December 2013, Vol. 34, No. 12
Paperback, 24 pp.
PDF, 864 kb
Employee Benefit Research Institute, 2013

Download Notes PDF pdf

Executive Summary

Views on Employment-Based Health Benefits: Findings from the 2013 Health and Voluntary Workplace Benefits Survey


• Most workers are satisfied with the health benefits they have now and express little interest in changing the current mix of benefits and wages offered by their employers. If current tax preferences for employment-based health benefits were to change, and the benefits were to become taxable, 39 percent of individuals say they would continue with their current level of coverage, virtually unchanged from 40 percent in 2012 but up from 31 percent who indicated that preference in 2011.


• Despite expressing a desire for more choice of health plans, individuals are not highly comfortable that they could use an objective rating system, such as that provided by the health insurance exchanges, to choose health insurance, nor are they extremely confident that a rating system could help them choose the best health insurance.


How Much Would it Take? Achieving Retirement Income Equivalency between Final-Average-Pay Defined Benefit Plan Accruals and Voluntary Enrollment 401(k) Plans in the Private Sector


• Previous EBRI research reported on a comparative analysis of future benefits from private-sector, voluntary enrollment (VE) 401(k) plans and stylized, final-average-pay defined benefit (DB) plans.

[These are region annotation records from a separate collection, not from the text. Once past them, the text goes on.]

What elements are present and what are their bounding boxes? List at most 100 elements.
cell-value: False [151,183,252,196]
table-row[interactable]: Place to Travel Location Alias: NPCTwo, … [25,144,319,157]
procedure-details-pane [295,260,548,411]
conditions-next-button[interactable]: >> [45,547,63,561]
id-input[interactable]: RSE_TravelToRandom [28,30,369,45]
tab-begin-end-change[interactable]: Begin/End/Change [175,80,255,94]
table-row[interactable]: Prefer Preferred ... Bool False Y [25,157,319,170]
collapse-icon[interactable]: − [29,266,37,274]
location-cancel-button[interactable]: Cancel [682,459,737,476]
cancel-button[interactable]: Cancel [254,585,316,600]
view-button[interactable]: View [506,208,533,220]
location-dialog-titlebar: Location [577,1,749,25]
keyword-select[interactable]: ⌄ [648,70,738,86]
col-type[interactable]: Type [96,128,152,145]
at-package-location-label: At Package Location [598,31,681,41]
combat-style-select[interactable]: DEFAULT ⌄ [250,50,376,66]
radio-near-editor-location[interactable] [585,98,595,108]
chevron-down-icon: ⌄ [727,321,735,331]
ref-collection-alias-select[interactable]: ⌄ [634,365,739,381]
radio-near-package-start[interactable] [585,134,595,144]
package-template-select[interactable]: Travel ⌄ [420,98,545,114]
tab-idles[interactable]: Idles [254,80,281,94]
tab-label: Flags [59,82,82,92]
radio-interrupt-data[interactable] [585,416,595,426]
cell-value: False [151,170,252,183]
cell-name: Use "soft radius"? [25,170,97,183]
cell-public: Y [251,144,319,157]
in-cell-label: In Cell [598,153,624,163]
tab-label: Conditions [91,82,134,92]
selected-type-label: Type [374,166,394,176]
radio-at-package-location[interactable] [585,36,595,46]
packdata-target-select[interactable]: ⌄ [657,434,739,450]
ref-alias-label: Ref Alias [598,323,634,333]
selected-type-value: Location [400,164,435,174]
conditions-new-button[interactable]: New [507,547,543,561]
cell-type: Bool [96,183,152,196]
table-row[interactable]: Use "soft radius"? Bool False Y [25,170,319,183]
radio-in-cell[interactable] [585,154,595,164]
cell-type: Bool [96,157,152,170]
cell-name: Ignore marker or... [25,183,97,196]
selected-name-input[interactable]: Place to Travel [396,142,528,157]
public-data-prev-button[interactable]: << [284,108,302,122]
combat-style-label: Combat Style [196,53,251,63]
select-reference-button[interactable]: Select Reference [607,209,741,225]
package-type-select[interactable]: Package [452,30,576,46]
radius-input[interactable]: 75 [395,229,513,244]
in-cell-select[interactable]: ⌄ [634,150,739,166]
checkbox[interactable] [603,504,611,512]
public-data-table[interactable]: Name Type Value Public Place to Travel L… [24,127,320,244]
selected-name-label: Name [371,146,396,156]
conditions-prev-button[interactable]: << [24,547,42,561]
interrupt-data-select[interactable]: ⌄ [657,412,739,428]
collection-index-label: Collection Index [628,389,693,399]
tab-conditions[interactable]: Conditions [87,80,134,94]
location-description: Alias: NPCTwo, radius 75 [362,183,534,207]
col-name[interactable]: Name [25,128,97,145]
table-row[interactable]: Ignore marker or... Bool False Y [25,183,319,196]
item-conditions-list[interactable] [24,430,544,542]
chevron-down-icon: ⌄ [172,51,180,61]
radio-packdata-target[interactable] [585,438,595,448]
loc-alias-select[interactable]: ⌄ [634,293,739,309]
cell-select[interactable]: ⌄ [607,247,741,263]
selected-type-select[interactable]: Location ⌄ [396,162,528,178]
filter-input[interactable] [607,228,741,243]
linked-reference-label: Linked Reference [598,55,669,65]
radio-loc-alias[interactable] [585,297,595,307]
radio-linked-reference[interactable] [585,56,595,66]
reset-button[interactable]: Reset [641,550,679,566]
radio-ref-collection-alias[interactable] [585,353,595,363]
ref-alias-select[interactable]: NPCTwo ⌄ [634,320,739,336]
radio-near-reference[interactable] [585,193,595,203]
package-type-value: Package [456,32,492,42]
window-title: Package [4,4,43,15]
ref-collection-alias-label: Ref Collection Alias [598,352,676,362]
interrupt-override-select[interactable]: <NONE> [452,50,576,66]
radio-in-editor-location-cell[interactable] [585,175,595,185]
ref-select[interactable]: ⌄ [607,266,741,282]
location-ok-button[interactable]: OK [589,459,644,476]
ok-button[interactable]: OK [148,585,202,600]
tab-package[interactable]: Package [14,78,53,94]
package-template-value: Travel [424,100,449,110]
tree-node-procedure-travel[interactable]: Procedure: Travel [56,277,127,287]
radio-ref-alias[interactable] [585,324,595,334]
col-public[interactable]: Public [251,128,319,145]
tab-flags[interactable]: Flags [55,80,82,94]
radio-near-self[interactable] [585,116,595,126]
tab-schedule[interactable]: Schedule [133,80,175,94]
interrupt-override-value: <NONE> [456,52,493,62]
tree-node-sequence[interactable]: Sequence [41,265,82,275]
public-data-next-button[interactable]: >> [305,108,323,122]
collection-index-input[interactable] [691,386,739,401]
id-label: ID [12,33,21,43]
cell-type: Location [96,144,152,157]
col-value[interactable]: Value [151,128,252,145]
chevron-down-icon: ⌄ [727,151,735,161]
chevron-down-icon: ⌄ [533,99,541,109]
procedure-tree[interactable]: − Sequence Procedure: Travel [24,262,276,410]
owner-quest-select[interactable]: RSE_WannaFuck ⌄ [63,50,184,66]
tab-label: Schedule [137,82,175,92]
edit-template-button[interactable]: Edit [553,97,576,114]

• Rather than trying to reflect the real-world variation in DB accruals, the baseline analysis used the median accrual rate in the sample (1.5 percent of final compensation per year of participation) as the stylized value for the baseline counterfactual simulations.


• The current research expands the previous research by computing that actual final-average DB accrual that would be required to provide an equal amount of retirement income at age 65 as would be produced by the annuitized value of the projected sum of the 401(k) and IRA rollover balances.